Tough Times for Airlines Bring New Approaches to Labor Relations
SEATTLE — IN their quest to cut costs, some profit-starved airlines are trying to win concessions from labor unions in exchange for a stake in the company.
Under recent deals, Northwest Airlines employees will own up to 37.5 percent of the company's stock and have three seats on the board of directors, and Trans World Airlines employees will own 45 percent of the company as it emerges from bankruptcy. American Airlines and United Airlines are rumored to be considering similar deals.
"It's absolutely clear that employee ownership is going to play a major role" as the United States airline industry tries to put itself back on solid footing, says Rutgers University professor Joseph Blasi.
"It pretty much has to be done," adds Bill Whitlow, an analyst with Pacific Crest Securities in Seattle. US airlines have posted combined losses of $10 billion in the last three years. Labor costs have been a central point of competition, weighing down some of the leading carriers.
Employee ownership is changing labor relations in an industry that continues to see drawn-out contract disputes. But employee stock ownership is no panacea, Mr. Whitlow says, though he hopes such deals will align workers with shareholder interests.
Mr. Blasi says the stock-for-concessions deals, on one level, represent a payment to workers in exchange for productivity improvements and work-rule flexibility. But they can also play a deeper role of being a catalyst for labor-management cooperation, he says.
"The second goal is not automatically achieved," but will require work by both parties, says Blasi, coauthor of "The New Owners," a recent book on employee ownership.
He urges managers to develop teamwork with their new co-owners, and unions to choose board members who have the company's broad interests in view, rather than using the position solely to air grievances. At two now-defunct airlines, Eastern and Pan Am, "employee representatives on the board never really functioned properly," Blasi says.
THE shift from conflict to cooperation still appears to be more a goal than an industry norm.
A case in point is Alaska Airlines, a regional carrier based in Seattle. Last month, unionized flight attendants filed a lawsuit in federal district court alleging that management negotiated in bad faith. The two parties failed to agree to a new contract after about three years of talks, and in June the company imposed new work rules.

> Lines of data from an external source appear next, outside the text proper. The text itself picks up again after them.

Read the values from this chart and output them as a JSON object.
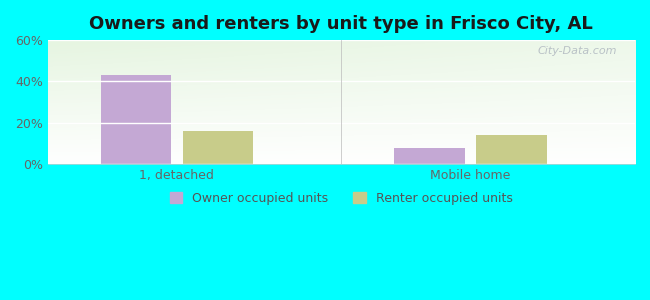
{
  "title": "Owners and renters by unit type in Frisco City, AL",
  "categories": [
    "1, detached",
    "Mobile home"
  ],
  "owner_values": [
    43,
    8
  ],
  "renter_values": [
    16,
    14
  ],
  "owner_color": "#c4a8d4",
  "renter_color": "#c8cc8a",
  "ylim": [
    0,
    60
  ],
  "yticks": [
    0,
    20,
    40,
    60
  ],
  "ytick_labels": [
    "0%",
    "20%",
    "40%",
    "60%"
  ],
  "background_color": "#00ffff",
  "watermark": "City-Data.com",
  "legend_owner": "Owner occupied units",
  "legend_renter": "Renter occupied units",
  "title_fontsize": 13,
  "bar_width": 0.12,
  "group_positions": [
    0.22,
    0.72
  ],
  "xlim": [
    0.0,
    1.0
  ]
}
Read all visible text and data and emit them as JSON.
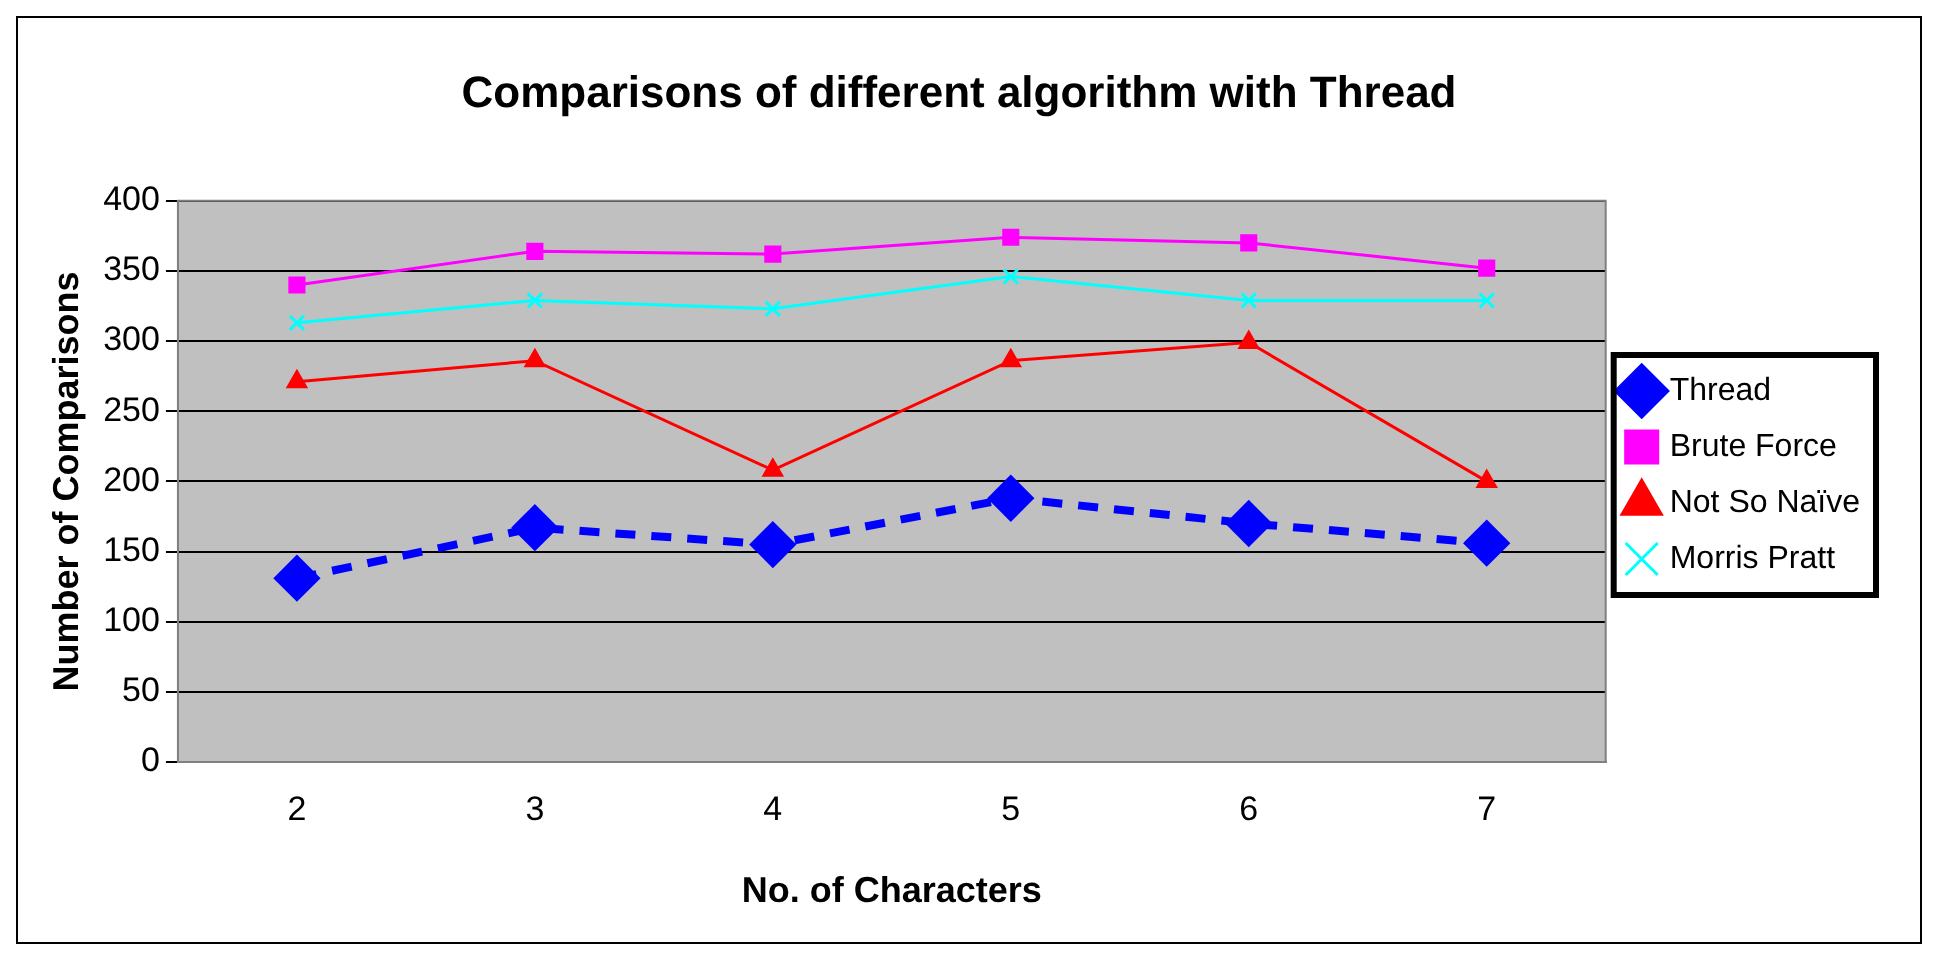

The atmosphere is acrimonious despite the fact that the company's new wage plan provides slightly higher salaries over a five-year period than what the union had offered. One big snag: The company has cut its annual pension contributions from 11 percent of employee wages to 7 percent. Another concern is a loss of flexibility in scheduling under the new rules.
Alaska Airlines, like other carriers, has come under pressure from "upstarts with non-union labor," Whitlow says, listing Morris Air, MarkAir, and Reno Air as key competitors. Operating costs for Reno Air are about 20 percent lower than Alaska's 10.5 cents an "available seat mile." Much of the gap, Whitlow says, stems from labor costs.
Thus, he sees Alaska's recently imposed wages as generous given the competitive circumstances.
Mary Jo Manzanares, spokeswoman for the company's 1,600 flight attendants, views it differently. Flight attendant wages represent only about 6 percent of an airline's costs, she says, arguing that a carrier's viability does not rise or fall on issues such as the ones under negotiation.
The company has been making other moves: adjusting its service to emphasize more-profitable routes, negotiating new contracts with pilots and machinists, and cutting capital spending.
A final twist on the industry's labor-management tensions is legislation that may come before Congress this fall. The Workplace Fairness Act would ban use of permanent replacement workers by companies facing a union strike. Firms could still use temporary replacements.
Blasi says the legislation would correct a longstanding imbalance in union-management relations. The measure is backed by the Clinton administration but faces strong Republican opposition in the Senate.
Alaska Airlines flight attendants have chosen not to strike, in part out of concern that permanent replacement workers would be hired, Ms. Manzanares says. Strikes would remain a last resort, she says, since they "hurt labor as much as they hurt management."